Lebih jauh, legalitas transaksi lahan 97 hektare ini juga dipertanyakan. Apakah DPRD Lampung sudah memberi persetujuan resmi? Apakah ada appraisal independen yang menentukan nilai aset sesuai standar pasar? Atau justru lahan itu dijual jauh di bawah harga sebenarnya, sehingga menguntungkan pihak tertentu dan merugikan rakyat Lampung? Pertanyaan-pertanyaan ini harus dijawab secara terang benderang oleh Pemprov.
Jika benar nilai lahan 97 hektare hanya sekitar Rp3 miliar, publik wajar curiga. Dengan kondisi pasar tanah yang terus melonjak, nilai tersebut dinilai terlalu rendah. Artinya, ada potensi permainan harga yang bisa berujung pada kerugian besar bagi daerah. “Jangan sampai aset rakyat dijadikan bancakan demi keuntungan segelintir orang,” ujar Hendri menambahkan.
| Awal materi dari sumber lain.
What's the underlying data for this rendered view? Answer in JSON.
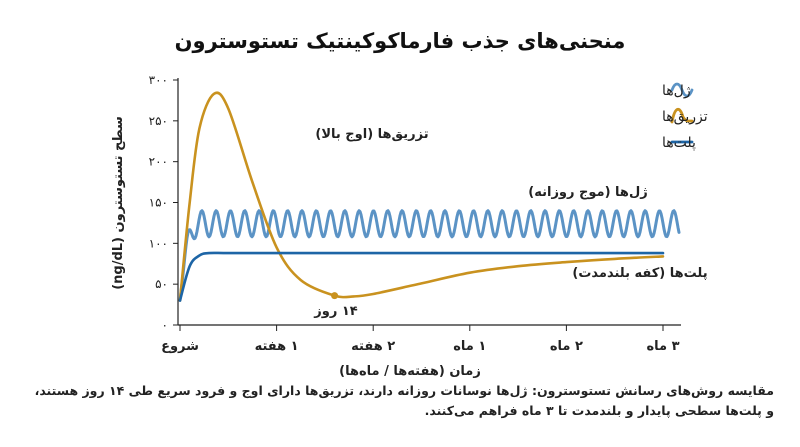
{
  "chart_data": {
    "type": "line",
    "title": "منحنی‌های جذب فارماکوکینتیک تستوسترون",
    "ylabel": "سطح تستوسترون (ng/dL)",
    "xlabel": "زمان (هفته‌ها / ماه‌ها)",
    "ylim": [
      0,
      300
    ],
    "yticks": [
      {
        "value": 0,
        "label": "۰"
      },
      {
        "value": 50,
        "label": "۵۰"
      },
      {
        "value": 100,
        "label": "۱۰۰"
      },
      {
        "value": 150,
        "label": "۱۵۰"
      },
      {
        "value": 200,
        "label": "۲۰۰"
      },
      {
        "value": 250,
        "label": "۲۵۰"
      },
      {
        "value": 300,
        "label": "۳۰۰"
      }
    ],
    "xticks": [
      "شروع",
      "۱ هفته",
      "۲ هفته",
      "۱ ماه",
      "۲ ماه",
      "۳ ماه"
    ],
    "legend_position": "top-right",
    "series": [
      {
        "name": "ژل‌ها",
        "color": "#5b93c5",
        "shape": "oscillating",
        "x": [
          0,
          0.1,
          0.2,
          0.3,
          0.5,
          1,
          2,
          3,
          4,
          5
        ],
        "y": [
          30,
          85,
          120,
          128,
          115,
          128,
          112,
          128,
          112,
          122
        ],
        "oscillation_range": [
          108,
          140
        ]
      },
      {
        "name": "تزریق‌ها",
        "color": "#c9921f",
        "x": [
          0,
          0.1,
          0.2,
          0.35,
          0.5,
          0.75,
          1,
          1.25,
          1.6,
          1.8,
          2,
          2.5,
          3,
          3.5,
          4,
          4.5,
          5
        ],
        "y": [
          30,
          150,
          240,
          283,
          265,
          175,
          95,
          55,
          36,
          35,
          38,
          51,
          64,
          72,
          77,
          81,
          84
        ]
      },
      {
        "name": "پلت‌ها",
        "color": "#1d65a6",
        "x": [
          0,
          0.1,
          0.2,
          0.3,
          0.5,
          1,
          2,
          3,
          4,
          5
        ],
        "y": [
          30,
          72,
          85,
          88,
          88,
          88,
          88,
          88,
          88,
          88
        ]
      }
    ],
    "annotations": [
      {
        "text": "تزریق‌ها (اوج بالا)",
        "series": "تزریق‌ها"
      },
      {
        "text": "ژل‌ها (موج روزانه)",
        "series": "ژل‌ها"
      },
      {
        "text": "پلت‌ها (کفه بلندمدت)",
        "series": "پلت‌ها"
      },
      {
        "text": "۱۴ روز",
        "series": "تزریق‌ها",
        "x": 1.6,
        "y": 36
      }
    ]
  },
  "caption": "مقایسه روش‌های رسانش تستوسترون: ژل‌ها نوسانات روزانه دارند، تزریق‌ها دارای اوج و فرود سریع طی ۱۴ روز هستند، و پلت‌ها سطحی پایدار و بلندمدت تا ۳ ماه فراهم می‌کنند."
}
Kasus ini menegaskan krisis tata kelola BUMD di Lampung. PT Wahana Raharja, yang seharusnya menjadi motor penggerak ekonomi daerah, justru terseret dalam dugaan praktik kotor yang merugikan rakyat. Padahal, BUMD memiliki peran strategis dalam meningkatkan PAD, membuka lapangan kerja, hingga memperkuat ekonomi lokal. Ketika asetnya justru dijual tanpa kejelasan, maka kepercayaan publik terhadap pengelolaan perusahaan daerah kian runtuh.
Kini, bola panas berada di tangan Pemprov Lampung dan aparat penegak hukum. Transparansi mutlak diperlukan agar dugaan penjualan aset ini tidak berakhir menjadi skandal yang menguap begitu saja. Apakah ini sekadar salah urus, atau sudah menjadi praktik sistematis korupsi yang merugikan rakyat?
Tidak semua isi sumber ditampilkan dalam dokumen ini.